Pese a la migración, en Tantoyuca no cesan celebraciones ancestrales

Migración
   En La Esperanza quedan apenas unas 260 personas
Pese a la migración, en Tantoyuca no cesan celebraciones ancestrales
Por: Livia Díaz/corresponsal
CIMAC | Tantoyuca, Ver..- 20/08/2008

A pesar de la reducción dramática de la población en Tantoyuca, debido a la migración y, dicen algunas autoridades municipales, a la "planificación familiar", los festejos populares y religiosos no dejan de realizarse.

Las y los migrantes regresan a celebrar, por ejemplo, "La purificación del agua". Y en la comunidad La Esperanza también se hace fiesta. Dice el agente municipal Martín Olivares de la Cruz que "la planificación familiar ha funcionado, pues ya no hay niños".

Son pocos los menores de 5 años, por lo que tuvieron que cerrar el preescolar y la escuela primaria está en riesgo de lo mismo.
Además de la planificación, la emigración es muy alta, dijo Olivares de la Cruz. Las familias se van mudando en busca de trabajo a otros lugares como Tampico, apenas quedan unas 50 familias y en total la población está conformada por unas 260 personas.

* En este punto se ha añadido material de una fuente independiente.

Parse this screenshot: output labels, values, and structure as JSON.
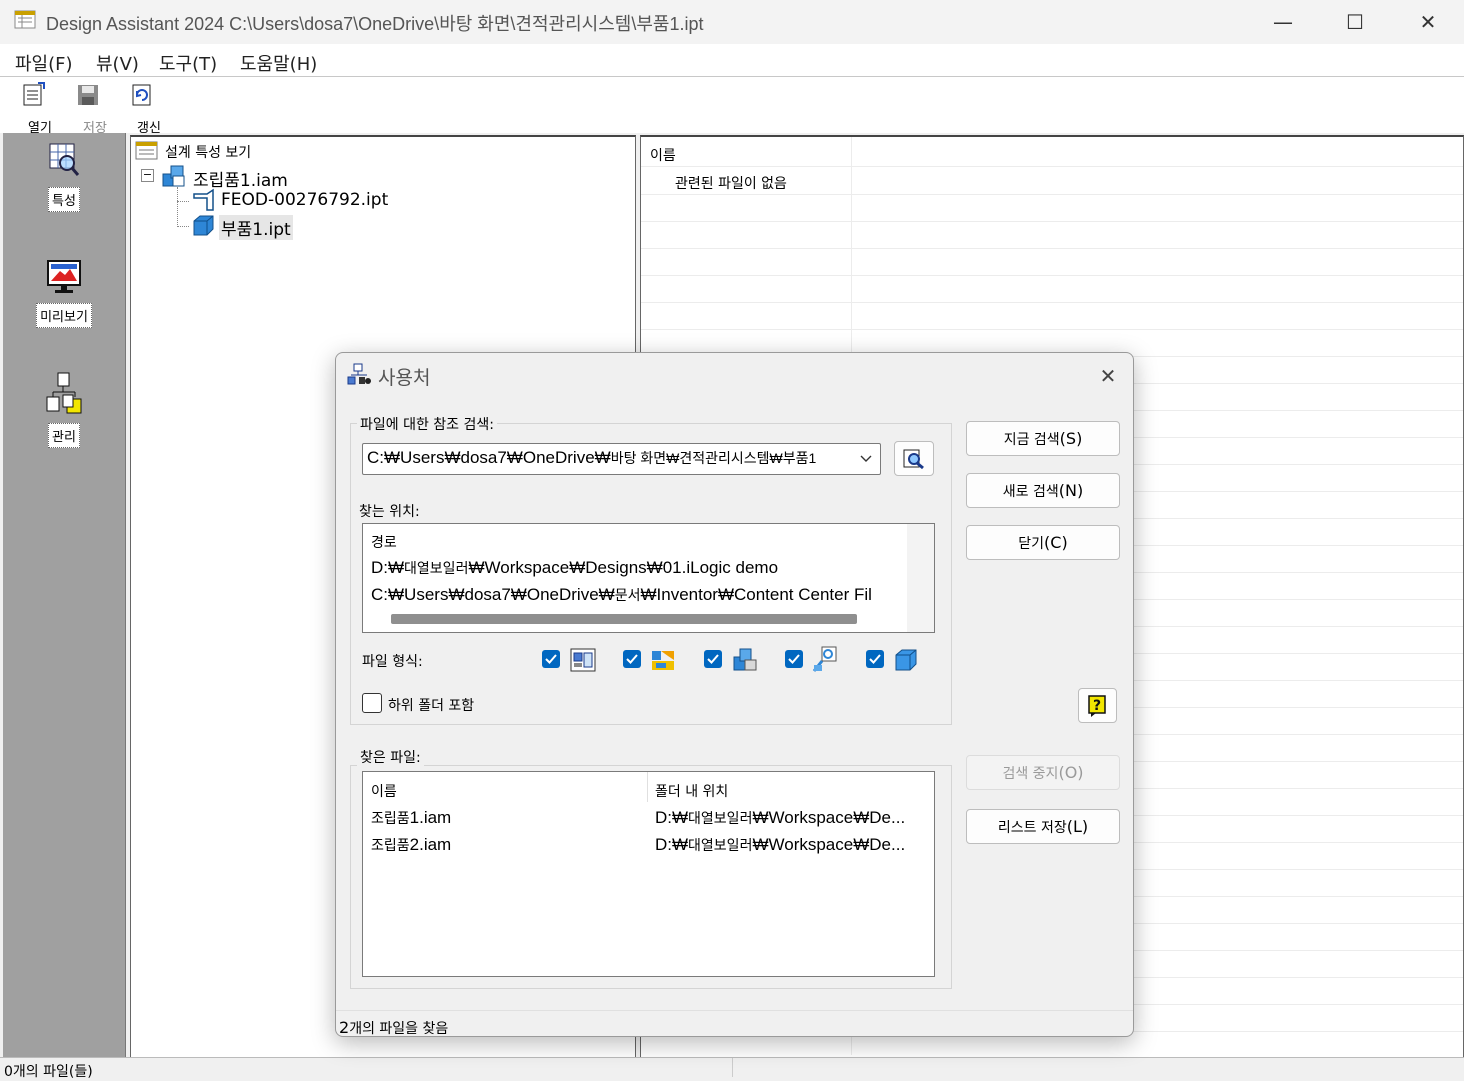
{
  "window": {
    "title": "Design Assistant 2024 C:\\Users\\dosa7\\OneDrive\\바탕 화면\\견적관리시스템\\부품1.ipt",
    "minimize_glyph": "—",
    "maximize_glyph": "☐",
    "close_glyph": "✕"
  },
  "menu": [
    {
      "label": "파일(F)"
    },
    {
      "label": "뷰(V)"
    },
    {
      "label": "도구(T)"
    },
    {
      "label": "도움말(H)"
    }
  ],
  "toolbar": {
    "open_label": "열기",
    "save_label": "저장",
    "refresh_label": "갱신"
  },
  "sidebar": {
    "items": [
      {
        "label": "특성",
        "icon": "properties-search-icon"
      },
      {
        "label": "미리보기",
        "icon": "preview-monitor-icon"
      },
      {
        "label": "관리",
        "icon": "manage-icon"
      }
    ]
  },
  "tree": {
    "root_label": "설계 특성 보기",
    "assembly_label": "조립품1.iam",
    "children": [
      {
        "label": "FEOD-00276792.ipt"
      },
      {
        "label": "부품1.ipt"
      }
    ],
    "collapse_glyph": "−"
  },
  "list_panel": {
    "header_name": "이름",
    "empty_message": "관련된 파일이 없음"
  },
  "status_bar": {
    "text": "0개의 파일(들)"
  },
  "dialog": {
    "title": "사용처",
    "close_glyph": "✕",
    "search_group_label": "파일에 대한 참조 검색:",
    "search_path_ascii_1": "C:₩Users₩dosa7₩OneDrive₩",
    "search_path_ko": "바탕 화면₩견적관리시스템₩부품1",
    "location_group_label": "찾는 위치:",
    "location_header": "경로",
    "location_1_prefix": "D:₩",
    "location_1_ko": "대열보일러",
    "location_1_suffix": "₩Workspace₩Designs₩01.iLogic demo",
    "location_2_prefix": "C:₩Users₩dosa7₩OneDrive₩",
    "location_2_ko": "문서",
    "location_2_suffix": "₩Inventor₩Content Center Fil",
    "file_type_label": "파일 형식:",
    "subfolder_label": "하위 폴더 포함",
    "found_group_label": "찾은 파일:",
    "found_col_name": "이름",
    "found_col_folder": "폴더 내 위치",
    "found_rows": [
      {
        "name_ko": "조립품",
        "name_rest": "1.iam",
        "folder_prefix": "D:₩",
        "folder_ko": "대열보일러",
        "folder_suffix": "₩Workspace₩De..."
      },
      {
        "name_ko": "조립품",
        "name_rest": "2.iam",
        "folder_prefix": "D:₩",
        "folder_ko": "대열보일러",
        "folder_suffix": "₩Workspace₩De..."
      }
    ],
    "buttons": {
      "search_now_ko": "지금 검색",
      "search_now_key": "(S)",
      "new_search_ko": "새로 검색",
      "new_search_key": "(N)",
      "close_ko": "닫기",
      "close_key": "(C)",
      "stop_search_ko": "검색 중지",
      "stop_search_key": "(O)",
      "save_list_ko": "리스트 저장",
      "save_list_key": "(L)"
    },
    "status_num": "2",
    "status_text": "개의 파일을 찾음",
    "accent_color": "#0067c0"
  }
}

Aún así, recientemente se llevó a cabo la fiesta donde se hace la "Procesión del Cerro de la Cruz", que comienza el 7 de agosto, con la Novena de Rezos. El día 14 hay eventos deportivos, fuegos artificiales, torito, castillos, procesión y baile con el grupo "Wence", de Ébano.

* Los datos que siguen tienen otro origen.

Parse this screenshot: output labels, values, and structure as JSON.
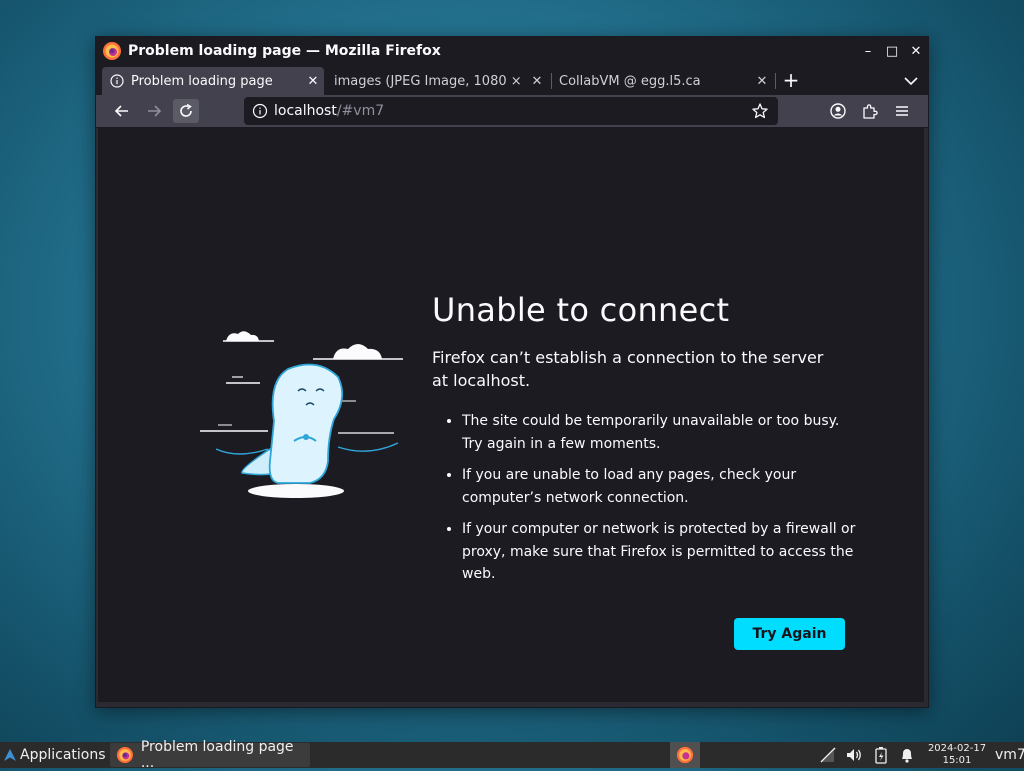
{
  "window": {
    "title": "Problem loading page — Mozilla Firefox",
    "controls": {
      "minimize": "–",
      "maximize": "□",
      "close": "✕"
    }
  },
  "tabs": [
    {
      "label": "Problem loading page",
      "active": true
    },
    {
      "label": "images (JPEG Image, 1080 ×",
      "active": false
    },
    {
      "label": "CollabVM @ egg.l5.ca",
      "active": false
    }
  ],
  "tab_close": "✕",
  "new_tab": "+",
  "urlbar": {
    "host": "localhost",
    "path": "/#vm7"
  },
  "error_page": {
    "title": "Unable to connect",
    "intro": "Firefox can’t establish a connection to the server at localhost.",
    "bullets": [
      "The site could be temporarily unavailable or too busy. Try again in a few moments.",
      "If you are unable to load any pages, check your computer’s network connection.",
      "If your computer or network is protected by a firewall or proxy, make sure that Firefox is permitted to access the web."
    ],
    "button": "Try Again"
  },
  "taskbar": {
    "applications": "Applications",
    "task_label": "Problem loading page ...",
    "date": "2024-02-17",
    "time": "15:01",
    "user": "vm7"
  },
  "colors": {
    "accent": "#00ddff",
    "page_bg": "#1c1b22",
    "toolbar": "#42414d"
  },
  "icons": [
    "firefox-icon",
    "back-icon",
    "forward-icon",
    "reload-icon",
    "info-icon",
    "star-icon",
    "account-icon",
    "extensions-icon",
    "menu-icon",
    "chevron-down-icon",
    "volume-icon",
    "battery-icon",
    "bell-icon",
    "network-icon"
  ]
}
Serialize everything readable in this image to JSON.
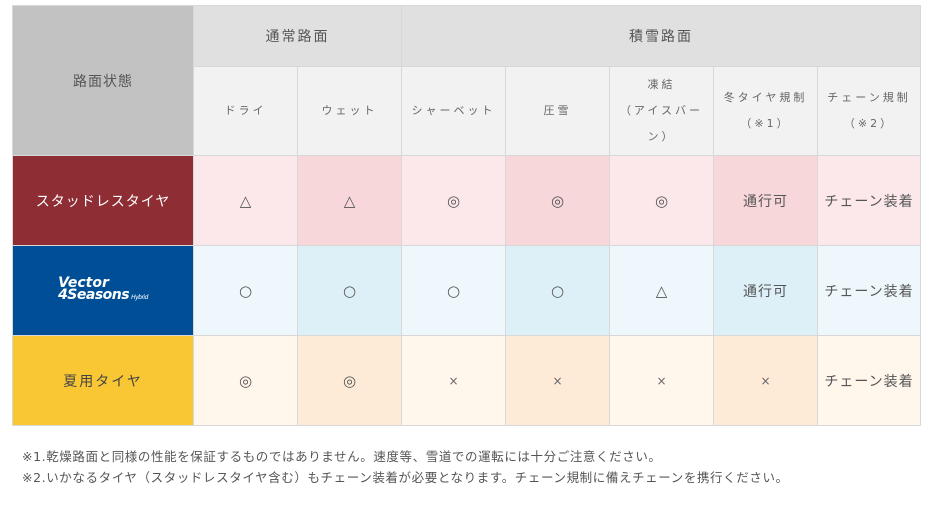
{
  "table": {
    "corner_label": "路面状態",
    "groups": [
      {
        "label": "通常路面"
      },
      {
        "label": "積雪路面"
      }
    ],
    "sub_headers": [
      {
        "line1": "ドライ",
        "line2": ""
      },
      {
        "line1": "ウェット",
        "line2": ""
      },
      {
        "line1": "シャーベット",
        "line2": ""
      },
      {
        "line1": "圧雪",
        "line2": ""
      },
      {
        "line1": "凍結",
        "line2": "（アイスバーン）"
      },
      {
        "line1": "冬タイヤ規制",
        "line2": "（※1）"
      },
      {
        "line1": "チェーン規制",
        "line2": "（※2）"
      }
    ],
    "rows": [
      {
        "label": "スタッドレスタイヤ",
        "cells": [
          "△",
          "△",
          "◎",
          "◎",
          "◎",
          "通行可",
          "チェーン装着"
        ]
      },
      {
        "label": "",
        "logo_line1": "Vector",
        "logo_line2": "4Seasons",
        "logo_suffix": "Hybrid",
        "cells": [
          "○",
          "○",
          "○",
          "○",
          "△",
          "通行可",
          "チェーン装着"
        ]
      },
      {
        "label": "夏用タイヤ",
        "cells": [
          "◎",
          "◎",
          "×",
          "×",
          "×",
          "×",
          "チェーン装着"
        ]
      }
    ]
  },
  "notes": [
    {
      "mark": "※1.",
      "text": "乾燥路面と同様の性能を保証するものではありません。速度等、雪道での運転には十分ご注意ください。"
    },
    {
      "mark": "※2.",
      "text": "いかなるタイヤ（スタッドレスタイヤ含む）もチェーン装着が必要となります。チェーン規制に備えチェーンを携行ください。"
    }
  ],
  "colors": {
    "studless": "#8e2e34",
    "vector": "#004f96",
    "summer": "#f9c733"
  }
}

Entre otras tradiciones está la danza "Los Chules", un ritual al dios que les propicia el alimento para todo el año. Según la leyenda, un día que no tenían nada qué comer, cayeron granos sobre el techo de las casas y desde entonces se dan así las gracias.

Otra de las danzas es "Chicome Xóchitl", o "Danza de las 7 flores". Después se sube al Cerro de la Cruz, reconocido en la región porque muchos "suben a curarse." Hay sanaciones en la capilla y también Rituales de Purificación.

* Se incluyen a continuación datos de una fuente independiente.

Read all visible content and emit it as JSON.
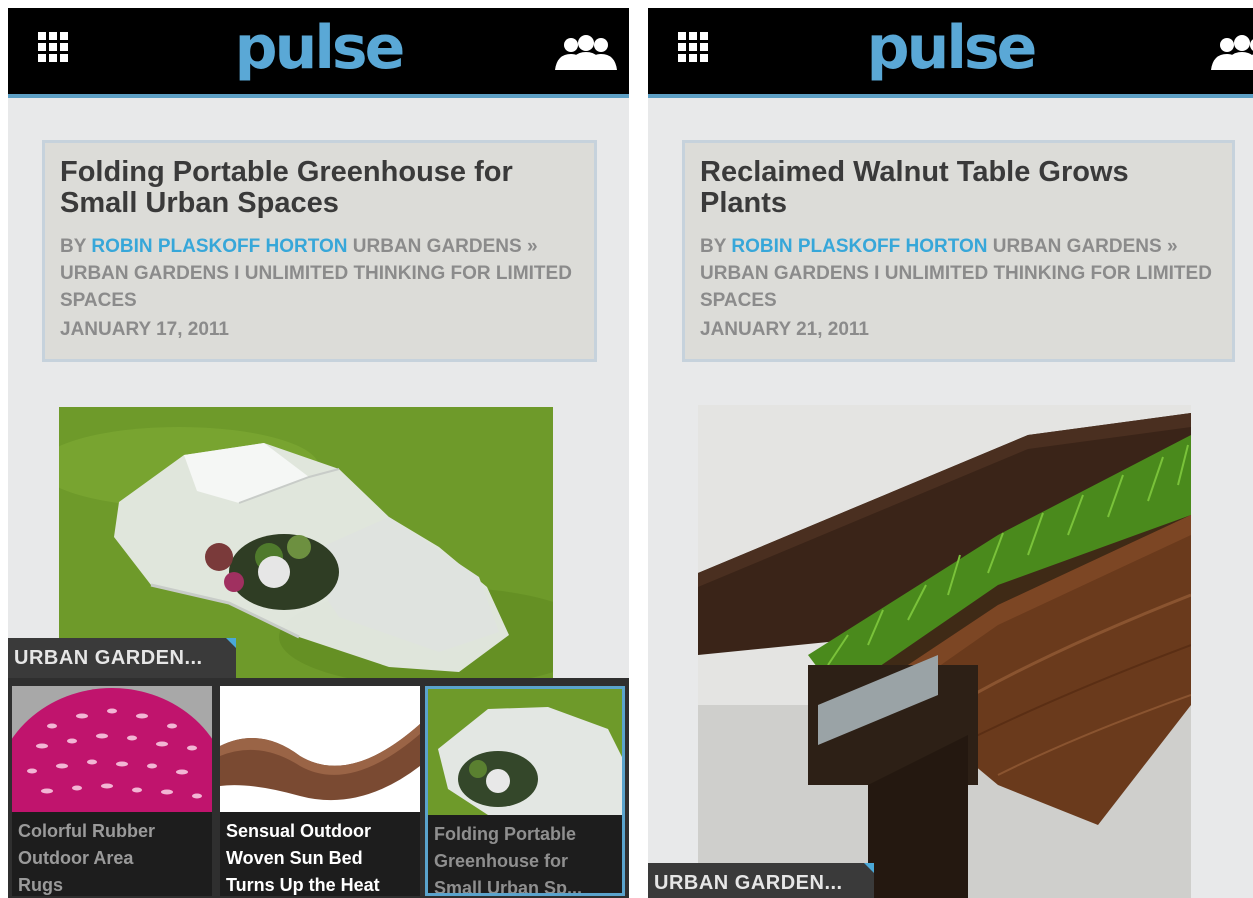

Se comen tamales "tlaxpiques", que son grandes y llevan adentro un pollo o gallina entero. Este tamal, junto con otras viandas, se lleva al cerro, donde se coloca una ofrenda y los padrinos y papás auxilian a los que están muy enfermos.

El presidente de la fiesta este año, señor Basilio Ponce Nicolás, explicó que son un pueblo náhuatl, y "es una promesa que se hace cada año para tener una buena siembra."

Es muy fácil llegar, sólo hay que pasar por San Sebastián y a un kilómetro y medio, a mano izquierda, está la entrada a Santa María, en donde son muy bien acogidos los visitantes pues entre todos, echan la casa por la ventana.